Given this context, we can surmise that the lǜlìng (statutes and ordinances) in rúlǜlìng found in maidi quan and zhenmu wen buried in tombs refer not to the laws of the living world but to those of the underworld. Of course, Han people likely believed that the content of laws in the living and dead worlds didn’t differ much. However, the authorities to which the dead and ghosts were subject appear to have been underworld officials, not officials of the living world. Zhenmu wen in particular express fear of “the dead dragging the living to the underworld” (Hong Seunghyeon 2022:135). Han people thus wished to thoroughly separate the realms of the dead and the living, and would likely have been frightened if the dead were managed by offices of the living world.

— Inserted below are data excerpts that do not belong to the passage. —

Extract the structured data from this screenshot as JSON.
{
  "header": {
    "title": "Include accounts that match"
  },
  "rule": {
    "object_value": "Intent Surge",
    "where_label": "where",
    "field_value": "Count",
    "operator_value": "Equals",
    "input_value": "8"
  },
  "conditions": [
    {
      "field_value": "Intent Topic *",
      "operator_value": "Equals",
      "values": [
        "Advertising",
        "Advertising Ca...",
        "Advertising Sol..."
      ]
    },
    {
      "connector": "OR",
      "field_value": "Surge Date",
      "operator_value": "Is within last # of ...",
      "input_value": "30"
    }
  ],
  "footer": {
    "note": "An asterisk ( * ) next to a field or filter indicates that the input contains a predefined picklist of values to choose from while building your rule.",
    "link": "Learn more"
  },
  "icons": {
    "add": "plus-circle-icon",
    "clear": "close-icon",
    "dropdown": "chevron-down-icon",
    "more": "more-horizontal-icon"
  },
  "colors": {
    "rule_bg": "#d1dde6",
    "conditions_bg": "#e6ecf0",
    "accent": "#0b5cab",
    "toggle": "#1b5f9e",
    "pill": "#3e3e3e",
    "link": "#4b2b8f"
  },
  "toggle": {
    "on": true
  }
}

That said, stories like Dou E Yuan and Janghwa Hongryeon Jeon, where ghosts appeal their grievances to human officials, can also be found in the Hou Hanshu (《後漢書》, Book of the Later Han), which chronicles the Later Han dynasty. However, officials in the Hou Hanshu only set out to vanquish ghosts and other anomalies (yiwu, 異物) when they “entered the realm of human awareness by causing harm” (Jeong Jihyeon 2016:156). Unlike the medieval Dou E Yuan and similar works, they responded using methods specialized for dealing with anomalies, actively employing magic alongside the governing principles and laws of the human world (Jeong Jihyeon 2016:153). It seems difficult to control ordinary anomalies through the authority of human laws alone.
In conclusion, based on Han dynasty underworld documents and the contents recorded in the Hou Hanshu, it seems more appropriate to interpret the lǜlìng in jíjí rúlǜlìng as laws governing the spirit world rather than governmental authority of the human world. It would be interesting to investigate how this changed after the Han dynasty. Given that the Soushen Ji (《搜神記》, In Search of the Supernatural), compiled during the Eastern Jin period, was initially regarded as a history book of the ghost world and dealt with underworld bureaucratic systems and corvée labor much like the Han dynasty, if changes occurred, they likely began in earnest after the Northern and Southern Dynasties period.
References
- Jeong Jihyeon. (2016). A Study on Supernatural Narratives in the Histories of the Two Han Dynasties. PhD dissertation, Department of Chinese Language and Literature, Seoul National University.
- Hong Seunghyeon. (2022). The Social History of Stone Inscriptions: Ancient Chinese Desires and Their Records. Hyean Publishing.